Polite Prompts Costly for AI: Sam Altman Says “Please” and “Thank You” Add Millions to OpenAI’s Energy Bills
San Francisco, CA — In a lighthearted but telling exchange on X (formerly Twitter), Sam Altman, CEO of OpenAI, revealed that even simple user pleasantries—like saying “please” and “thank you” to ChatGPT—are contributing to tens of millions of dollars in additional energy costs for the company.
This surprising insight underscores a deeper, rapidly escalating issue in the artificial intelligence industry: the mounting infrastructure and power demands of large language models (LLMs) as they scale to meet global usage.
AI Etiquette Comes with a Price
The comment was prompted by a user who asked Altman how much it costs OpenAI when users add polite phrases in their prompts. Altman’s response—“Tens of millions of dollars well spent”—went viral, blending humor with a serious undertone about the computational cost of seemingly trivial interactions.
Each ChatGPT query, even when padded with extra words or niceties, consumes significant resources. According to a Goldman Sachs estimate cited in industry reports, a single ChatGPT-4 query consumes around 2.9 watt-hours of electricity—nearly 10 times the energy of a standard Google search.

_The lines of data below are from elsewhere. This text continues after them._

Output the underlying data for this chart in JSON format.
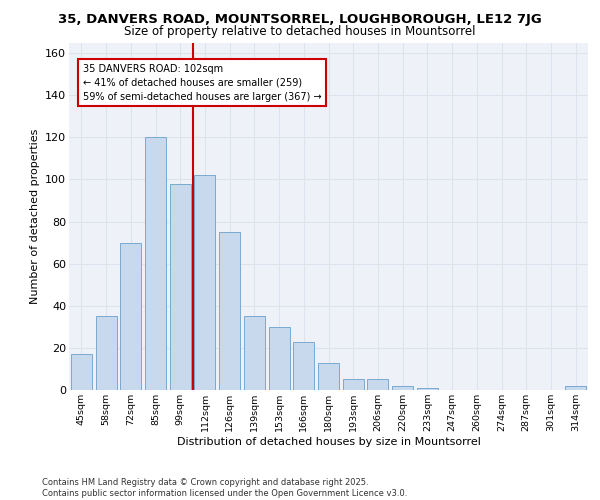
{
  "title_line1": "35, DANVERS ROAD, MOUNTSORREL, LOUGHBOROUGH, LE12 7JG",
  "title_line2": "Size of property relative to detached houses in Mountsorrel",
  "xlabel": "Distribution of detached houses by size in Mountsorrel",
  "ylabel": "Number of detached properties",
  "bar_color": "#c8d9ee",
  "bar_edge_color": "#7aaad0",
  "categories": [
    "45sqm",
    "58sqm",
    "72sqm",
    "85sqm",
    "99sqm",
    "112sqm",
    "126sqm",
    "139sqm",
    "153sqm",
    "166sqm",
    "180sqm",
    "193sqm",
    "206sqm",
    "220sqm",
    "233sqm",
    "247sqm",
    "260sqm",
    "274sqm",
    "287sqm",
    "301sqm",
    "314sqm"
  ],
  "values": [
    17,
    35,
    70,
    120,
    98,
    102,
    75,
    35,
    30,
    23,
    13,
    5,
    5,
    2,
    1,
    0,
    0,
    0,
    0,
    0,
    2
  ],
  "vline_x": 4.5,
  "vline_color": "#cc0000",
  "annotation_text": "35 DANVERS ROAD: 102sqm\n← 41% of detached houses are smaller (259)\n59% of semi-detached houses are larger (367) →",
  "ylim": [
    0,
    165
  ],
  "yticks": [
    0,
    20,
    40,
    60,
    80,
    100,
    120,
    140,
    160
  ],
  "grid_color": "#dde3ee",
  "bg_color": "#eef2f8",
  "footer_text": "Contains HM Land Registry data © Crown copyright and database right 2025.\nContains public sector information licensed under the Open Government Licence v3.0.",
  "title_fontsize": 9.5,
  "subtitle_fontsize": 8.5,
  "bar_width": 0.85
}
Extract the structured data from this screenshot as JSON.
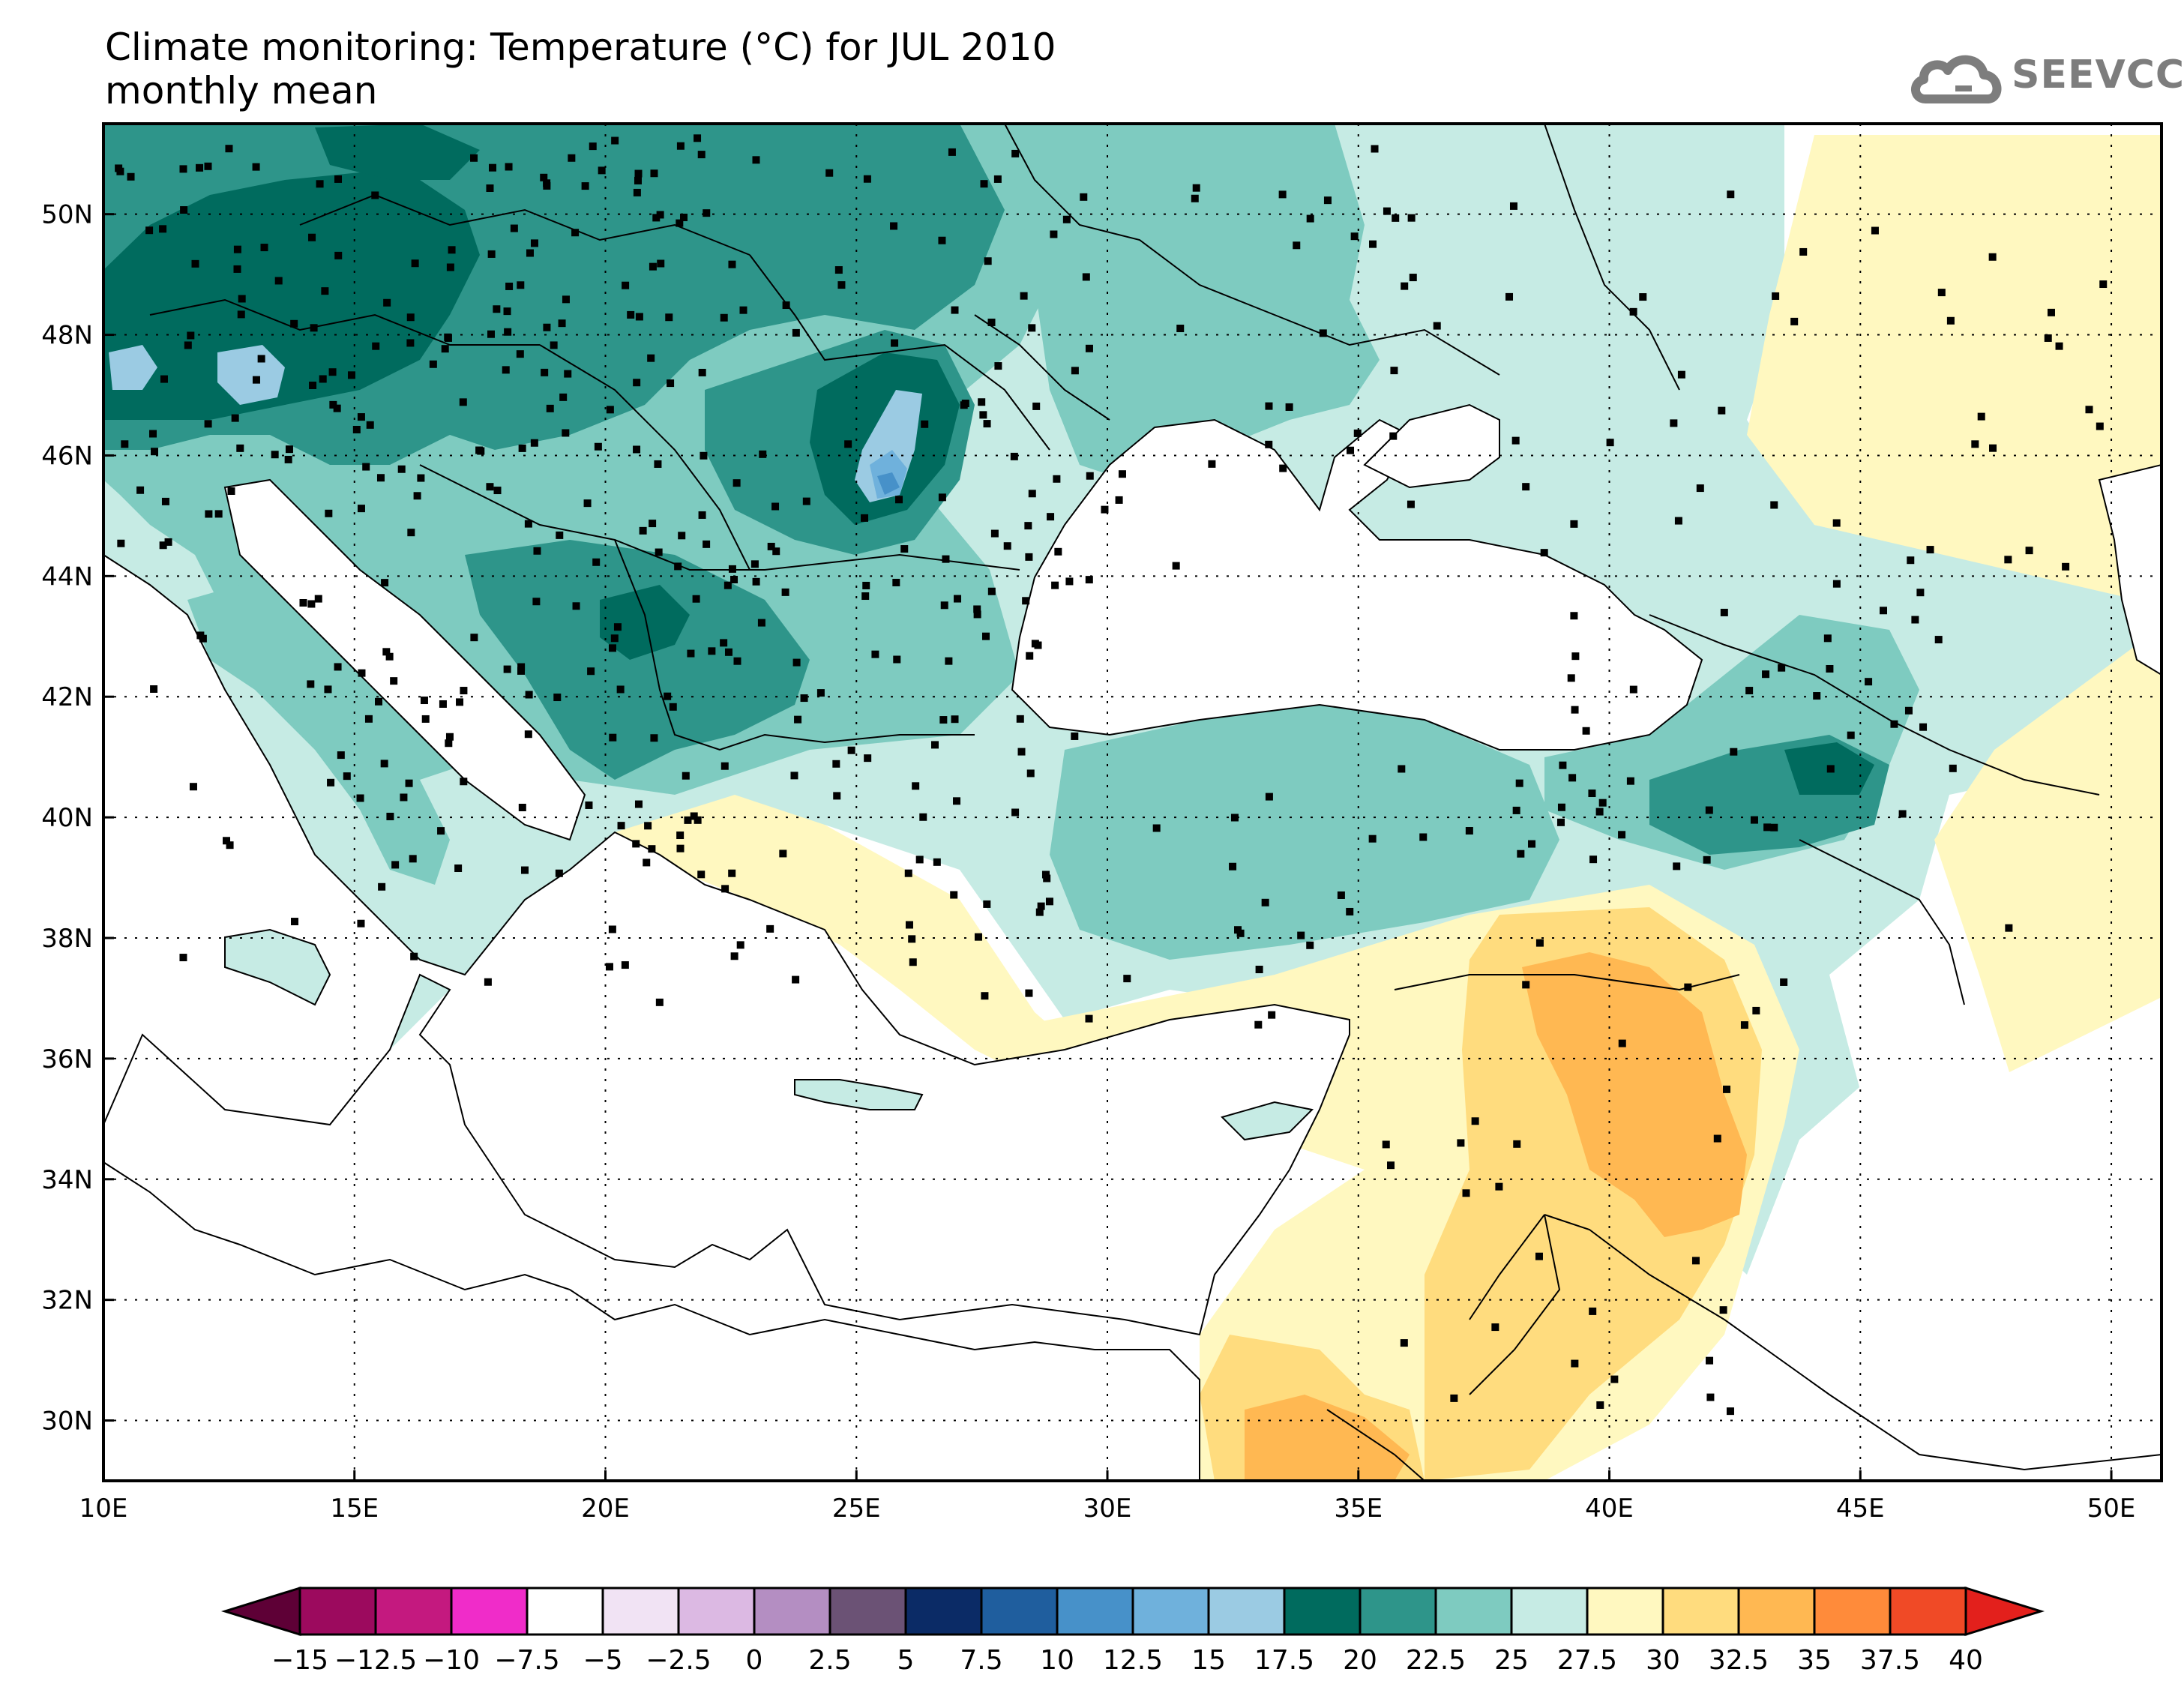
{
  "title": {
    "line1": "Climate monitoring: Temperature (°C) for JUL 2010",
    "line2": "monthly mean"
  },
  "logo": {
    "text": "SEEVCCC",
    "icon": "cloud-icon"
  },
  "map": {
    "lon_range": [
      10,
      51
    ],
    "lat_range": [
      29,
      51.5
    ],
    "x_ticks": [
      "10E",
      "15E",
      "20E",
      "25E",
      "30E",
      "35E",
      "40E",
      "45E",
      "50E"
    ],
    "x_tick_values": [
      10,
      15,
      20,
      25,
      30,
      35,
      40,
      45,
      50
    ],
    "y_ticks": [
      "30N",
      "32N",
      "34N",
      "36N",
      "38N",
      "40N",
      "42N",
      "44N",
      "46N",
      "48N",
      "50N"
    ],
    "y_tick_values": [
      30,
      32,
      34,
      36,
      38,
      40,
      42,
      44,
      46,
      48,
      50
    ],
    "grid": "dotted"
  },
  "colorbar": {
    "labels": [
      "−15",
      "−12.5",
      "−10",
      "−7.5",
      "−5",
      "−2.5",
      "0",
      "2.5",
      "5",
      "7.5",
      "10",
      "12.5",
      "15",
      "17.5",
      "20",
      "22.5",
      "25",
      "27.5",
      "30",
      "32.5",
      "35",
      "37.5",
      "40"
    ],
    "colors": [
      "#9c0a5e",
      "#c4197f",
      "#f02cc9",
      "#ffffff",
      "#f1e3f4",
      "#dcb9e3",
      "#b48ec2",
      "#6b5275",
      "#0b2b66",
      "#1f5e9e",
      "#4791c9",
      "#6fb1dc",
      "#9bcbe3",
      "#006b5e",
      "#2e958a",
      "#7ecbc0",
      "#c6ebe4",
      "#fff8c0",
      "#ffdc7e",
      "#ffb852",
      "#ff8b3a",
      "#f04a26"
    ],
    "low_color": "#5e0036",
    "high_color": "#e3201c"
  }
}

With ChatGPT now surpassing 150 million weekly active users and handling over a billion queries daily, the cumulative energy usage is staggering—approaching 2.9 million kilowatt-hours per day, comparable to powering hundreds of thousands of homes.
Image Generation and AI Overload
Altman’s comment follows a similar call for caution earlier this year during the viral Studio Ghibli-style image generation trend, which caused a surge in demand that reportedly strained OpenAI’s servers.
As AI becomes deeply embedded in daily workflows—from coding and writing to graphic design and scheduling—the conversation around AI sustainability is shifting from niche concern to industry imperative.
“We’re scaling AI models that require massive infrastructure—and the hidden cost isn’t just capital, it’s kilowatts,” said Emad Mostaque, CEO of Stability AI, in a separate interview on AI sustainability.
Energy, AI, and Environmental Implications
While OpenAI has not disclosed specific infrastructure figures, it’s known to operate on Microsoft Azure’s supercomputing backbone, including GPU-intensive clusters powered by NVIDIA’s A100 and H100 chips. These high-performance systems are notoriously energy-intensive, raising both operational costs and carbon footprint concerns.
With increasing scrutiny from environmental groups and policymakers, AI labs such as Google DeepMind, Anthropic, and Meta AI are also being urged to adopt more energy-efficient practices and publish transparent energy usage data.
Some industry voices have floated ideas to reduce AI’s energy footprint, such as:
- Client-side response caching for basic replies like “You’re welcome”
- Model pruning for low-risk, repetitive responses
- Prompt optimization education for users
Even small efficiencies across billions of interactions could equate to meaningful savings—financially and environmentally.
A Future of More Responsible AI Use
As LLMs continue to power a growing share of human-computer interactions, the tech industry faces mounting pressure to optimize AI both in performance and efficiency. Polite prompts may seem harmless, but they illustrate a broader point: every word, every token processed by AI comes with a real-world cost.